Author : Dani Rodrik
Publisher : Princeton University Press
Page : 330 pages
File Size : 29,29 MB
Release : 2019-08-27
Category : Business & Economics
ISBN : 0691196087
Deftly navigating the tensions among globalization, national sovereignty, and democracy, Straight Talk on Trade presents an indispensable commentary on today's world economy and its dilemmas, and offers a visionary framework at a critical time when it is most needed.
Author : Sam Harris
Publisher : Simon and Schuster
Page : 322 pages
File Size : 32,44 MB
Release : 2011-09-13
Category : Philosophy
ISBN : 143917122X
Sam Harris dismantles the most common justification for religious faith--that a moral system cannot be based on science.
Author : Steven Heydemann
Publisher : University of Michigan Press
Page : 309 pages
File Size : 38,50 MB
Release : 2024-07-30
Category : Political Science
ISBN : 0472904612
No region in the world has been more hostile to democracy, more dominated by military and security institutions, or weaker on economic development and inclusive governance than the Middle East. Why have Arab states been so oppressively strong in some areas but so devastatingly weak in others? How do those patterns affect politics, economics, and society across the region? The state stands at the center of the analysis of politics in the Middle East, but has rarely been the primary focus of systematic theoretical analysis.

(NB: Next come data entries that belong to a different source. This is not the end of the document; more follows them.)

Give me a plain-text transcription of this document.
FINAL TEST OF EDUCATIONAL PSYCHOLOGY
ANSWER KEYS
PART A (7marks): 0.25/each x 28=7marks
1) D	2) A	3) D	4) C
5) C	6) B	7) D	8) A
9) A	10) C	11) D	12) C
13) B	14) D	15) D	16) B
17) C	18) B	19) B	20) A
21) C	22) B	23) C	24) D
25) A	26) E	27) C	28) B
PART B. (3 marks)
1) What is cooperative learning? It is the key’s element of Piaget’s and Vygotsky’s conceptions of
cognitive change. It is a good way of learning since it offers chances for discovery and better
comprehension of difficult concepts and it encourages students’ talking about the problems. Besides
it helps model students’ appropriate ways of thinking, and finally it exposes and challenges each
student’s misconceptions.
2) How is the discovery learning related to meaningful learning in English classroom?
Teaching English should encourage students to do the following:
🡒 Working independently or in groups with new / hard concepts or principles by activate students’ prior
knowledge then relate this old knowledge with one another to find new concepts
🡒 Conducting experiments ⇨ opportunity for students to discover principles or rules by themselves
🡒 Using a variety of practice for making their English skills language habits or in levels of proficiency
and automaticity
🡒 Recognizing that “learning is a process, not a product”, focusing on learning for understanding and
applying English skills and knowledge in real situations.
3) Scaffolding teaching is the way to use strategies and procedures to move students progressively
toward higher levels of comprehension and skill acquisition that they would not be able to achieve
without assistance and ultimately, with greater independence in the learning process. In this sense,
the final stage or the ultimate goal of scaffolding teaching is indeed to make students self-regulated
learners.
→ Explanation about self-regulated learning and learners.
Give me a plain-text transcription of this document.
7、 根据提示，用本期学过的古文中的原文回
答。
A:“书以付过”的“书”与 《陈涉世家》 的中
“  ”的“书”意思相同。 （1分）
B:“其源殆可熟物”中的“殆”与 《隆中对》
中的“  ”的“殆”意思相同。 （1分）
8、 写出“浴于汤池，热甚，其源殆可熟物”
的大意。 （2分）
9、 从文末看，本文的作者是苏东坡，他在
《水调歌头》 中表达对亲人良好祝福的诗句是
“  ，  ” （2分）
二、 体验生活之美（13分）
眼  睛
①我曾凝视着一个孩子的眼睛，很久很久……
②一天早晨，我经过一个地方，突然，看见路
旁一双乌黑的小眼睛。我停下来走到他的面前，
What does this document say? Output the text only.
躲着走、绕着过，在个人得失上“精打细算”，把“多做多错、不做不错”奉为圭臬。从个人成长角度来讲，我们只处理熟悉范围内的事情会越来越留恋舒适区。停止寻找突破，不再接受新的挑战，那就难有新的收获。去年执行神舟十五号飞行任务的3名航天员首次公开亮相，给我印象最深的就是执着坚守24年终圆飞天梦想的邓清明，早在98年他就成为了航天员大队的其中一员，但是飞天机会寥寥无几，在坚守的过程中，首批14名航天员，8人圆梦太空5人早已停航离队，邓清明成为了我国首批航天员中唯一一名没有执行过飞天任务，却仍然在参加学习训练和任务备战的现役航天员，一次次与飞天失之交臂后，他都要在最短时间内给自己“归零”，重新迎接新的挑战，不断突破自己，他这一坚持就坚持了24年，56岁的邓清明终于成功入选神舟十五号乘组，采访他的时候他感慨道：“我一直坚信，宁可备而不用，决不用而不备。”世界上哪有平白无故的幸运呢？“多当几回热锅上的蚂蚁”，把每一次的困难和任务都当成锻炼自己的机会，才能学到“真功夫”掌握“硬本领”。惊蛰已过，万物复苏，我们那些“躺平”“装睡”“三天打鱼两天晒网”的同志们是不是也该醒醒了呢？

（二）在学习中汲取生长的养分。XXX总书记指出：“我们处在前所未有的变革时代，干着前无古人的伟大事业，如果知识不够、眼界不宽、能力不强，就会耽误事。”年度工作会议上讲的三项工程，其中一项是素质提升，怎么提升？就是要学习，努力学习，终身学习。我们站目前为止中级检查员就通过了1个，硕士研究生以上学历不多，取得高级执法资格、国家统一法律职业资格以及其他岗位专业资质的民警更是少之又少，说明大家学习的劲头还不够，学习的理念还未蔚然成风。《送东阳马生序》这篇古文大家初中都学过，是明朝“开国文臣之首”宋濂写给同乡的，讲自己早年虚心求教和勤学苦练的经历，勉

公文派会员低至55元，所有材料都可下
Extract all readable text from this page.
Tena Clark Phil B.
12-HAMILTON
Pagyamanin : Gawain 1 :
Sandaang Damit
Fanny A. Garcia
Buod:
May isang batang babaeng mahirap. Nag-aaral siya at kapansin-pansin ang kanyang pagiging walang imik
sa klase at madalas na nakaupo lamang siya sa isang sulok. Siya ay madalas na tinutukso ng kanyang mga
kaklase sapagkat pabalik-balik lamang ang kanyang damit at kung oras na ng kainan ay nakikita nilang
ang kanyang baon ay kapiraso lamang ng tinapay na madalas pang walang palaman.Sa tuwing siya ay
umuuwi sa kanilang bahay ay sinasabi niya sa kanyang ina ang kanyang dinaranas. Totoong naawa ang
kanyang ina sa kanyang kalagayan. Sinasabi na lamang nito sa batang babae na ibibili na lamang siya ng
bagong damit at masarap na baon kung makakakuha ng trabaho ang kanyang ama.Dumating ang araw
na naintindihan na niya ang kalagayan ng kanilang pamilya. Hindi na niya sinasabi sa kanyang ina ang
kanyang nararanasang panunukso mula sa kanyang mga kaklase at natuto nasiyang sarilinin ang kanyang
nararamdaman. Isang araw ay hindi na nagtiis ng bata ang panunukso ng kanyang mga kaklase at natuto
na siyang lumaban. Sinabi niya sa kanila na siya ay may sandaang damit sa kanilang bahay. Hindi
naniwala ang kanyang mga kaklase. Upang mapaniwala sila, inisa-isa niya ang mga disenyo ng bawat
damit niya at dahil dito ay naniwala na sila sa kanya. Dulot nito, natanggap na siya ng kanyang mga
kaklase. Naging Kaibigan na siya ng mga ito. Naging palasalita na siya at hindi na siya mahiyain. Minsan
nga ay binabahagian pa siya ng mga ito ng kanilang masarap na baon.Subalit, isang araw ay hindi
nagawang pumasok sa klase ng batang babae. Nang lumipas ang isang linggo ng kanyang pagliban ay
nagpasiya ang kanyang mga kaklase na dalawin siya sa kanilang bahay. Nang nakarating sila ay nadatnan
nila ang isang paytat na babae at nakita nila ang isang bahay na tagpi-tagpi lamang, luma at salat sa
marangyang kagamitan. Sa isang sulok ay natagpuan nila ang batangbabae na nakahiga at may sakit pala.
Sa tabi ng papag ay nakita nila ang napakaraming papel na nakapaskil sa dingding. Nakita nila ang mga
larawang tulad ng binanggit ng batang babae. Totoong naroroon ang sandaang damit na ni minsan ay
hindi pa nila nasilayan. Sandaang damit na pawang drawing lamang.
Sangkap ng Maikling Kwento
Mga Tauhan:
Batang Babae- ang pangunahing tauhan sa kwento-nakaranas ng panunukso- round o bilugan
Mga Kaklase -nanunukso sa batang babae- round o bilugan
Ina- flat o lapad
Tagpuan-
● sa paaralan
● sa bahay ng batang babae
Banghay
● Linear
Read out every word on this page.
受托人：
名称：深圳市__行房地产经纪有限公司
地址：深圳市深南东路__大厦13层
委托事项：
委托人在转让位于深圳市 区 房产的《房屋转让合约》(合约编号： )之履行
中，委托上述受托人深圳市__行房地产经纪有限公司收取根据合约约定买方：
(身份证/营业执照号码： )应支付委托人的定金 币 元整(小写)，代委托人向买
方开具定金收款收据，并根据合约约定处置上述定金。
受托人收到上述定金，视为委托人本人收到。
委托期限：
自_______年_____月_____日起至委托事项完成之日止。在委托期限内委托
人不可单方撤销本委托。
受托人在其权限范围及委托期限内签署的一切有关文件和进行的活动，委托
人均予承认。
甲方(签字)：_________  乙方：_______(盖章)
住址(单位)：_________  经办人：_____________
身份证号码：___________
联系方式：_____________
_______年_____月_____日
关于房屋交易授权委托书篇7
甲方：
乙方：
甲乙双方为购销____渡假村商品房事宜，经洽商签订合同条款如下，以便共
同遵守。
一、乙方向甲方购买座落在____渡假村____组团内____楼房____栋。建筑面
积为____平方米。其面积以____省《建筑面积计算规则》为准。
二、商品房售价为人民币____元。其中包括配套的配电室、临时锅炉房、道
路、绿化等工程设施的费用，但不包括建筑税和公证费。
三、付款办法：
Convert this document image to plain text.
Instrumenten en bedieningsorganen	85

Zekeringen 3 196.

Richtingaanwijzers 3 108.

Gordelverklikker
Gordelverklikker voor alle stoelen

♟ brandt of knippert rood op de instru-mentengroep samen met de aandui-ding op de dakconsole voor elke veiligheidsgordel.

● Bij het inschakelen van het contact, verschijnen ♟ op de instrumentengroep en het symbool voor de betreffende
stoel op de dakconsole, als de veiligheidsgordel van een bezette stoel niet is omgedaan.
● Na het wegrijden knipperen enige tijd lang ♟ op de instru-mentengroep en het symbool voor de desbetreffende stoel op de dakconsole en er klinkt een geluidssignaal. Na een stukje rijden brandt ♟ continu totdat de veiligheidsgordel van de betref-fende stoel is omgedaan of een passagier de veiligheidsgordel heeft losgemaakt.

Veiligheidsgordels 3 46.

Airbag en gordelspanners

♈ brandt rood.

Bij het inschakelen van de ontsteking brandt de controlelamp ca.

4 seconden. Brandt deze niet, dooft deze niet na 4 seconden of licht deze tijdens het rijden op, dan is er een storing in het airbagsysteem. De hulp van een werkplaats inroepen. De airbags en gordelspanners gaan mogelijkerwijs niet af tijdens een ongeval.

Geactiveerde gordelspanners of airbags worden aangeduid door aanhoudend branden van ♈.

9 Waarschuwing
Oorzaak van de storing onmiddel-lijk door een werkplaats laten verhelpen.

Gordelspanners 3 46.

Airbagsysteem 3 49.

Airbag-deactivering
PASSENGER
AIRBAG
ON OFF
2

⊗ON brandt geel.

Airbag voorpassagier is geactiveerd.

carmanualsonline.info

Making Sense of the Arab State brings together top scholars from diverse theoretical orientations to address some of the most critically important questions facing the region today. The authors grapple with enduring questions such as the uneven development of state capacity, the failures of developmentalism and governance, the centrality of regime security and survival concerns, the excesses of surveillance and control, and the increasing personalization of power. Making Sense of the Arab State will be a must-read for scholars of the Middle East and of comparative politics more broadly.